Handle a function of itself

Question

I have a tricky question. I want to handle a function y(x) defined in this way:

$y(x)=f(y(x))g(x)$

Here, $f(y(x))$ and $g(x)$ are smooth functions: is there any way/method to express $y(x)$ as a (complicated) function of $x$ solely? Maybe it is impossible if $f$ and $g$ are generic.

Edit:

If I have the numerical functions which describe $f(y)$ and $g(x)$, is there any approximated way to express $y(x)$? For example with recursive formulae? My point is not to guess what form $y(x)$ should have, but deriving it or, at least, inferring it approximately.

Answer 1

This is generally impossible. For example let $$g(x)={1\over 1+x^2}$$and $$f(u)=\cos u$$then $$y={\cos y\over 1+x^2}$$In the most general form, if $f(x)$ is a polynomial of degree at most $4$ or $f(x)={1\over ax^3+bx^2+cx+d}$ where $a,b,c,d$ are proper real numbers, then $y$ can be explicitly represented as a function of $x$.

Answer 2

If $f$ and $g$ are any smooth functions, there is no way of obtaining $y$ as an explicit function of $x$. $g$ here may be dropped, so the real question is whether you can solve $$ y(x)=f(y(x)) $$ for $y$ explicitly, which is impossible in general.

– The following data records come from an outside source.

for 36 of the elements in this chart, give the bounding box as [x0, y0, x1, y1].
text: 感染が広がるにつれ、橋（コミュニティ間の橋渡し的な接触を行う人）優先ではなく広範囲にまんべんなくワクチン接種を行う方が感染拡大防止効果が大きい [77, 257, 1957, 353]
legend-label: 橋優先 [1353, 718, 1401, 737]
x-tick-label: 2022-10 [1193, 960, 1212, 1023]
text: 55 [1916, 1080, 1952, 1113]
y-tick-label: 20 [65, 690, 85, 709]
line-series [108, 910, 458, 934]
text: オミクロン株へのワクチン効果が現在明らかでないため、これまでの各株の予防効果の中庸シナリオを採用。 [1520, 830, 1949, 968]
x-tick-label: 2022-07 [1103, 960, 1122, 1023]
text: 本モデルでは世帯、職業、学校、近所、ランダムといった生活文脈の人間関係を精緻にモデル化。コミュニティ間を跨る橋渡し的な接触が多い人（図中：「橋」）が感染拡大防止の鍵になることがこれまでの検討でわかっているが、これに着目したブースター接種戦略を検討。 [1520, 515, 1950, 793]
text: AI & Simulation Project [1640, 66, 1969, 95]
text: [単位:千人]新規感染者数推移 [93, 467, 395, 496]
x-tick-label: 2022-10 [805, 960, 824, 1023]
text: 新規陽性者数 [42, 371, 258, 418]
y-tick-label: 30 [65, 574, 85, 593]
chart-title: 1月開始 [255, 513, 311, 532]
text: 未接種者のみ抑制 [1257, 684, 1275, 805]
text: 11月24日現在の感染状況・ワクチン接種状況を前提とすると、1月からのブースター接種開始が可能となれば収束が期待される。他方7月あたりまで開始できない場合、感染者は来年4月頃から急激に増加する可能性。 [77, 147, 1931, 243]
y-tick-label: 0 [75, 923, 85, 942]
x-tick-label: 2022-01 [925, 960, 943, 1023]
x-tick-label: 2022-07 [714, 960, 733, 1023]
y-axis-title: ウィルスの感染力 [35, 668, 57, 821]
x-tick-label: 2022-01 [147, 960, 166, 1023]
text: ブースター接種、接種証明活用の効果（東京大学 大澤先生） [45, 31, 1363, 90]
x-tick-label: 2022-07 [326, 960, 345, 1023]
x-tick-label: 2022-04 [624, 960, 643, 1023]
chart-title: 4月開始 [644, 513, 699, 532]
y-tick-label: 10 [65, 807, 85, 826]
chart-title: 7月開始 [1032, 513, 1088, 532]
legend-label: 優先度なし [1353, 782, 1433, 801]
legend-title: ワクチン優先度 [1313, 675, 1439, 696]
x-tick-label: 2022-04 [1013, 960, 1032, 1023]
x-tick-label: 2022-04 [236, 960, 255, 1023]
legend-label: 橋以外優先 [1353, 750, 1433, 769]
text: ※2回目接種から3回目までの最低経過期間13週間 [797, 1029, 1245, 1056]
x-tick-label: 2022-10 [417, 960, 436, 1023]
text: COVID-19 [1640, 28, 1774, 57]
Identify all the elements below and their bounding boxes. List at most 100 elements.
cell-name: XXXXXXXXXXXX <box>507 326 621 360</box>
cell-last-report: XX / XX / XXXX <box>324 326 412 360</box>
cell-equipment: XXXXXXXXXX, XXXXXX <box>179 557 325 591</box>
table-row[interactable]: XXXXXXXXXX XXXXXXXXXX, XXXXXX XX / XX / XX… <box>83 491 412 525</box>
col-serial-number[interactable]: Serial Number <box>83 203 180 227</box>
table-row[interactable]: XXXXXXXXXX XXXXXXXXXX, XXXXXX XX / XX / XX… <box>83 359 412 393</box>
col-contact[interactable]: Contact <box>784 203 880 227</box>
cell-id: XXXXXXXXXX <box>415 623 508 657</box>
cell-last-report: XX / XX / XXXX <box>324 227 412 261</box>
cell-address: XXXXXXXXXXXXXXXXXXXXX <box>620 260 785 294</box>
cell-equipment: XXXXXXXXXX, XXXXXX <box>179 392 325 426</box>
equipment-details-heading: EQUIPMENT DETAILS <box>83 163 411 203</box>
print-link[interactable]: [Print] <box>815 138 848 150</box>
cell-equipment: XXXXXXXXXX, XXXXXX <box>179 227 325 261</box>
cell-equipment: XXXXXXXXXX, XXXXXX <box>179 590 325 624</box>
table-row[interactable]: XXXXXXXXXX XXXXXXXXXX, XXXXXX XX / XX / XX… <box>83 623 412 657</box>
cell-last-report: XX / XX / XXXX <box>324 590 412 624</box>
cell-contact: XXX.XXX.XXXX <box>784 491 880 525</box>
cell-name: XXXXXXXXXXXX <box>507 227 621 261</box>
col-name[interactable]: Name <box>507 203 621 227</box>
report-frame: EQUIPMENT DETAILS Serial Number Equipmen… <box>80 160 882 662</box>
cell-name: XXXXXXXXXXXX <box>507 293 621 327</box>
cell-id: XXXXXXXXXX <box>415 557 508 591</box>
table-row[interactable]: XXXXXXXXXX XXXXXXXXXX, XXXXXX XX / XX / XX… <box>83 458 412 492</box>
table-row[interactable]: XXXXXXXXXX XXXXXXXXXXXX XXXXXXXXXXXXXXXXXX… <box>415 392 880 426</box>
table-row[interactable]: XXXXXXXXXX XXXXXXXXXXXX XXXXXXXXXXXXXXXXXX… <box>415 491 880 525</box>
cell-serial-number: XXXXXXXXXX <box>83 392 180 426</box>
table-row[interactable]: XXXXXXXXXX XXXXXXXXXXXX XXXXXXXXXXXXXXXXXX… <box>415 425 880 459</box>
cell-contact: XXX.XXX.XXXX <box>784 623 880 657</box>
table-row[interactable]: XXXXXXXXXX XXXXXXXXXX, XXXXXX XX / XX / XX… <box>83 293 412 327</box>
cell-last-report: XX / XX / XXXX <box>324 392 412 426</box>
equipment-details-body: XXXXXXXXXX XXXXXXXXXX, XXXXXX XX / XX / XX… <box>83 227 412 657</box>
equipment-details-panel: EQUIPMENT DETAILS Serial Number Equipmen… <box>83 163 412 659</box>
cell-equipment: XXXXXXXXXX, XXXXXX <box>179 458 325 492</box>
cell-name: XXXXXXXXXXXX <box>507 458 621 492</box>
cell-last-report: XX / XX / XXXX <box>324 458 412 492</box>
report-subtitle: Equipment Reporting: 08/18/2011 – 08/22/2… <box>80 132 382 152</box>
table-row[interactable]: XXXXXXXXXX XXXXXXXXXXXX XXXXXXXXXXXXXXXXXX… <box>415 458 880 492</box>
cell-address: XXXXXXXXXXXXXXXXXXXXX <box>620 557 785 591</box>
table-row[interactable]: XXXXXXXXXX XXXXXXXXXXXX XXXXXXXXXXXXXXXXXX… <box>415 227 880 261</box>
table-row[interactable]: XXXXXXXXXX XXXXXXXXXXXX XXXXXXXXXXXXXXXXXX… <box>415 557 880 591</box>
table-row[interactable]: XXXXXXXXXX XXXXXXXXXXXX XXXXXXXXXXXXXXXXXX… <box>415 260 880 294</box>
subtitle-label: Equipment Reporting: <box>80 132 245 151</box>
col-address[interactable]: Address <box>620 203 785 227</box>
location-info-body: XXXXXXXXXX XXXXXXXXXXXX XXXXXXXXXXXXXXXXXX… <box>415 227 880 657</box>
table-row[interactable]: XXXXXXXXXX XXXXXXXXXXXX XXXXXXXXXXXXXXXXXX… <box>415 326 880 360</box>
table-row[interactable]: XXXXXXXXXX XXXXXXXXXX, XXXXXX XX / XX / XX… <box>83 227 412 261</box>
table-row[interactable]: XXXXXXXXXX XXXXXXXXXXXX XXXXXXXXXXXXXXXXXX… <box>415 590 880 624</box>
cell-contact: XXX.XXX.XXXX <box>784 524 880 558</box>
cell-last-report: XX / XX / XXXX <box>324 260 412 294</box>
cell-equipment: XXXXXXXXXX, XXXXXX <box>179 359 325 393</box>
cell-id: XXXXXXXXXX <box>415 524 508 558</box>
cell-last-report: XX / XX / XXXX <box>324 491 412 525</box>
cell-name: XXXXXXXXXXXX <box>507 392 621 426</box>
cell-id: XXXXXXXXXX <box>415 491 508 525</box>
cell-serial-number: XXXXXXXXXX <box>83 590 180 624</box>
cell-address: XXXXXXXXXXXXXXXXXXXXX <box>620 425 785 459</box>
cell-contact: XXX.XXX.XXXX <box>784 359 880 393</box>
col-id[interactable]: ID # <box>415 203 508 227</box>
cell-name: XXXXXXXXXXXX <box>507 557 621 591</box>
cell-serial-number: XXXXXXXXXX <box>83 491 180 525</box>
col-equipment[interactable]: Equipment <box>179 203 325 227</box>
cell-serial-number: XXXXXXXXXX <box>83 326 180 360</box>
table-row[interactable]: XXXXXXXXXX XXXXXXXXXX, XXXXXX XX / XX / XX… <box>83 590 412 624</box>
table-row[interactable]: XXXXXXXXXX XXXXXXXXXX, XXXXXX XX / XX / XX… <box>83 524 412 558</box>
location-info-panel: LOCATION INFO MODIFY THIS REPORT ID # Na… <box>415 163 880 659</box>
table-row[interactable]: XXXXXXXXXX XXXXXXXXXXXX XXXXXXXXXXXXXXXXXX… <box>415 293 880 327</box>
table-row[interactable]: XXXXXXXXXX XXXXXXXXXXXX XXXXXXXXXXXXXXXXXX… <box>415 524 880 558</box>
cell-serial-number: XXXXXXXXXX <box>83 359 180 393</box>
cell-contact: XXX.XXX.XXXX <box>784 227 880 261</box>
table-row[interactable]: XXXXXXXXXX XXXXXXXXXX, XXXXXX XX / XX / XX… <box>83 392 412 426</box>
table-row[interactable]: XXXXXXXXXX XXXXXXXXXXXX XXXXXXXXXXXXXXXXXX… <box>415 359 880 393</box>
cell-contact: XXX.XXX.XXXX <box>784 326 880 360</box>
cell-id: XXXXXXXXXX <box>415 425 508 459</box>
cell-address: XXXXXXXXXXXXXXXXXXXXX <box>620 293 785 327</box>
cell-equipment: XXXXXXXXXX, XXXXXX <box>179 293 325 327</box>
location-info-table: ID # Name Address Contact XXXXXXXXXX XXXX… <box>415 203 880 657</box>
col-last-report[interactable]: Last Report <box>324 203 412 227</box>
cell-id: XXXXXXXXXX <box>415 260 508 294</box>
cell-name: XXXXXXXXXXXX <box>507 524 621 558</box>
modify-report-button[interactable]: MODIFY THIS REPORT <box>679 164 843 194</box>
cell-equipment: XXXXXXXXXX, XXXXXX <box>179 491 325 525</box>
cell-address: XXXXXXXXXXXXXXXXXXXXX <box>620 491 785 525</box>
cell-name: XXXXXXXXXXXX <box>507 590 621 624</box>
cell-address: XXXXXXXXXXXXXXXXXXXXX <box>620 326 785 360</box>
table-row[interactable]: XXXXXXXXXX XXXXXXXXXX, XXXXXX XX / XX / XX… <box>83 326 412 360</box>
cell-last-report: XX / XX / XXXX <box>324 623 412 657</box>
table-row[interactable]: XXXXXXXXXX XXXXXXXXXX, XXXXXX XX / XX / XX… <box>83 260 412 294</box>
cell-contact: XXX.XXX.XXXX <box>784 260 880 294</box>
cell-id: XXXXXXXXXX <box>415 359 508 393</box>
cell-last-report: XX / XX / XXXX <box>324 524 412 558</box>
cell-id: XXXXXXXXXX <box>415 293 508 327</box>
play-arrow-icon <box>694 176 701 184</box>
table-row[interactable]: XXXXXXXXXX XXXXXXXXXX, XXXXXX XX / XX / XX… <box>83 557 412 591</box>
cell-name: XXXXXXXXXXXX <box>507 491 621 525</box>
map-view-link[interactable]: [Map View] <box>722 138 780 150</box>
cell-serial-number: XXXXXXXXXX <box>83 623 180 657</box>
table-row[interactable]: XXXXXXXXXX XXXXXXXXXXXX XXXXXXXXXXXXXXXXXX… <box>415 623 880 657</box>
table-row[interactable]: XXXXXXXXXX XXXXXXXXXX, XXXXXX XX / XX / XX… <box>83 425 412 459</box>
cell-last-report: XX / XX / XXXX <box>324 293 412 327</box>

Notice that $y$ may not even be a function. Take $x=0$, then if $y(0)=0$ and $f(0)=1$, we also have that $y(0)=1$, thus $y$ can't be a function.

Answer 3

You can find many functions to satify your conditions.

For example,on $x\in[0,\infty)$ define $$y(x)=x^2,f(x)=\sqrt x, g(x)=x$$

We get $$f(y(x))g(x) =x\sqrt {y(x)} = x^2= y(x)$$

You may design other examples with little effort.

Answer 4

Assuming $y(x)$ and $g(u)$ admit inverse functions (which is quite restrictive), we can replace $y(x) = u$:

$$ u = f(u) g\left(y^{-1}(u)\right) $$

$$ \frac{u}{f(u)} = g\left(y^{-1}(u)\right) $$

$$ g^{-1}\left(\frac{u}{f(u)}\right) = y^{-1}(u) $$

Now the left hand side only depends on a free-variable $u$ and on known functions $f$ and $g$. So if you can find $g^{-1}$, then you can find a closed expression for the left hand side as a function of $u$. Call it $w(u)$: $$ w(u) = g^{-1}\left(\frac{u}{f(u)}\right) = x $$

Now your $y$ function is given by: $$ y(x) = w^{-1}(x) $$

As others pointed out, finding such $y$ is not always possible, and this particular solution is quite restrictive. It will likely only work for cherry picked examples of $f$ and $g$.